The first baby born using Fertilo turned one in December 2025, and as of early 2026, use of Fertilo has resulted in multiple births globally, achieving regulatory clearance in Australia and countries across Latin America and Asia.

Despite investors’ enthusiasm, it wasn’t a frictionless journey, says Radenkovic Turner. Gameto has had to navigate regulatory challenges and skepticism as a novel product, with some physicians questioning the need for Fertilo despite patients requesting it. “You have an unmet medical need, and then you have patients on the other side who really want this… Patients have been the biggest advocates of this technology.”

Moving at the speed of biotech

Speed has been a defining feature of Gameto’s success. That partly comes down to being a company with the agility to pivot and adapt quickly. “The less bureaucracy, unnecessary hierarchy, unnecessary meetings, and unnecessary delays in that adaptability you have, the better. You’re never going to have the scale and the budget of the large companies as a startup.”

“You have to maintain that muscle to know you can pull all-nighters and fix [problems] in two weeks before your competitors even realize that it’s happening.”

AI has also played a crucial role by dramatically shrinking the burden of regulatory drafts, analyses, and internal workflows. “One amazing person can now manage what a team of 10 used to manage…allowing us to do more with less, and faster, without compromising on quality — which is obviously the most important thing — to safely bring new innovation to patients.”

That innovation comes in the form of Ameno, a menopause program currently in pre-clinical development. The goal is to move beyond symptom management with a cell therapy that restores ovarian hormone production.

In January 2025, Ameno was awarded $10M in funding from the Advanced Research Projects Agency for Health (ARPA-H) as part of the White House Initiative on Women’s Health Research.

“Women’s health is ripe for disruption,” says Radenkovic Turner. “Given women are half the population, and eight out of 10 women report very severe symptoms for which many would take treatments if they were safe and accessible, I think [menopause] has the potential to be that next big thing.”

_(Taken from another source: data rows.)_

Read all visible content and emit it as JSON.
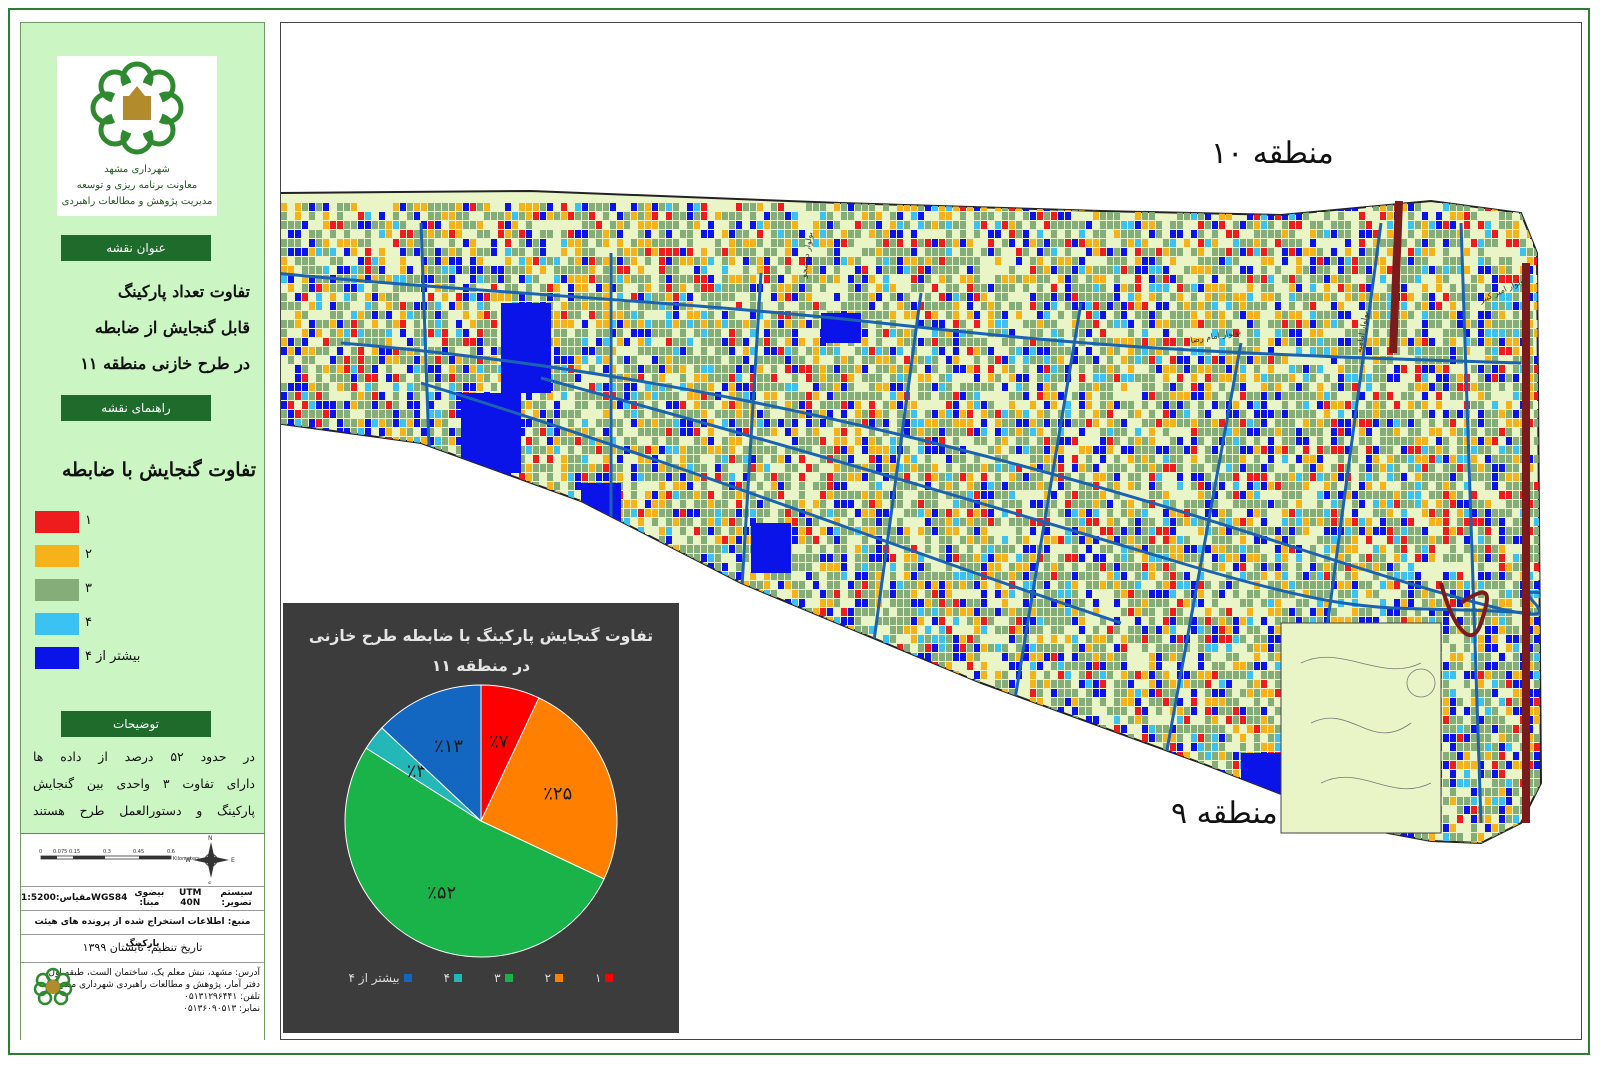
{
  "legend_panel": {
    "logo": {
      "caption_line1": "شهرداری مشهد",
      "caption_line2": "معاونت برنامه ریزی و توسعه",
      "caption_line3": "مدیریت پژوهش و مطالعات راهبردی"
    },
    "map_title_header": "عنوان نقشه",
    "map_title_lines": [
      "تفاوت تعداد پارکینگ",
      "قابل گنجایش از ضابطه",
      "در طرح خازنی منطقه ۱۱"
    ],
    "legend_header": "راهنمای نقشه",
    "legend_heading": "تفاوت گنجایش با ضابطه",
    "legend_items": [
      {
        "label": "۱",
        "color": "#ee1c1c"
      },
      {
        "label": "۲",
        "color": "#f6b21b"
      },
      {
        "label": "۳",
        "color": "#84ad7a"
      },
      {
        "label": "۴",
        "color": "#3cc2f2"
      },
      {
        "label": "بیشتر از ۴",
        "color": "#0b14e8"
      }
    ],
    "notes_header": "توضیحات",
    "notes_lines": [
      "در حدود ۵۲ درصد از داده ها",
      "دارای تفاوت ۳ واحدی بین گنجایش",
      "پارکینگ و دستورالعمل طرح هستند"
    ],
    "scale_ticks": [
      "0",
      "0.075",
      "0.15",
      "0.3",
      "0.45",
      "0.6"
    ],
    "scale_unit": "Kilometers",
    "projection_label": "سیستم تصویر:",
    "projection_value": "UTM 40N",
    "datum_label": "بیضوی مبنا:",
    "datum_value": "WGS84",
    "scale_label": "مقیاس:",
    "scale_value": "1:5200",
    "source_text": "منبع: اطلاعات استخراج شده از پرونده های هیئت پارکینگ",
    "date_text": "تاریخ تنظیم: تابستان ۱۳۹۹",
    "address_lines": [
      "آدرس: مشهد، نبش معلم یک، ساختمان الست، طبقه اول",
      "دفتر آمار، پژوهش و مطالعات راهبردی شهرداری مشهد",
      "تلفن: ۰۵۱۳۱۲۹۶۴۴۱",
      "نمابر: ۰۵۱۳۶۰۹۰۵۱۳"
    ]
  },
  "map": {
    "region_north": "منطقه ۱۰",
    "region_south": "منطقه ۹",
    "street_labels": [
      "بولوار دانشجو",
      "بولوار امامیه",
      "بولوار امام رضا",
      "بولوار امیر کبیر"
    ]
  },
  "chart_data": {
    "type": "pie",
    "title": "تفاوت گنجایش پارکینگ با ضابطه طرح خازنی در منطقه ۱۱",
    "categories": [
      "۱",
      "۲",
      "۳",
      "۴",
      "بیشتر از ۴"
    ],
    "values": [
      7,
      25,
      52,
      3,
      13
    ],
    "data_labels": [
      "٪۷",
      "٪۲۵",
      "٪۵۲",
      "٪۳",
      "٪۱۳"
    ],
    "colors": [
      "#ff0000",
      "#ff8000",
      "#19b34a",
      "#24b7b7",
      "#1467c1"
    ],
    "legend_position": "bottom"
  }
}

“I think we’re definitely trending in the right direction, where these topics are no longer taboo. Women are no longer hiding menopause or hiding infertility.”

A long-term vision for women’s health

To date, Gameto has raised approximately $127M. From pre-clinical development to international commercialization and late-stage clinical trials, the company is on an unstoppable trajectory, and they are only just getting started.

“We’re just at the early stage, or what I call the embryonic stage — pun intended — where we are just acknowledging the problems and scratching the surface, but we’re yet to see big investments and prominent companies and blockbuster assets. We certainly believe we have potential blockbuster assets in our portfolio.”


*Note: Insight Partners has invested in Gameto.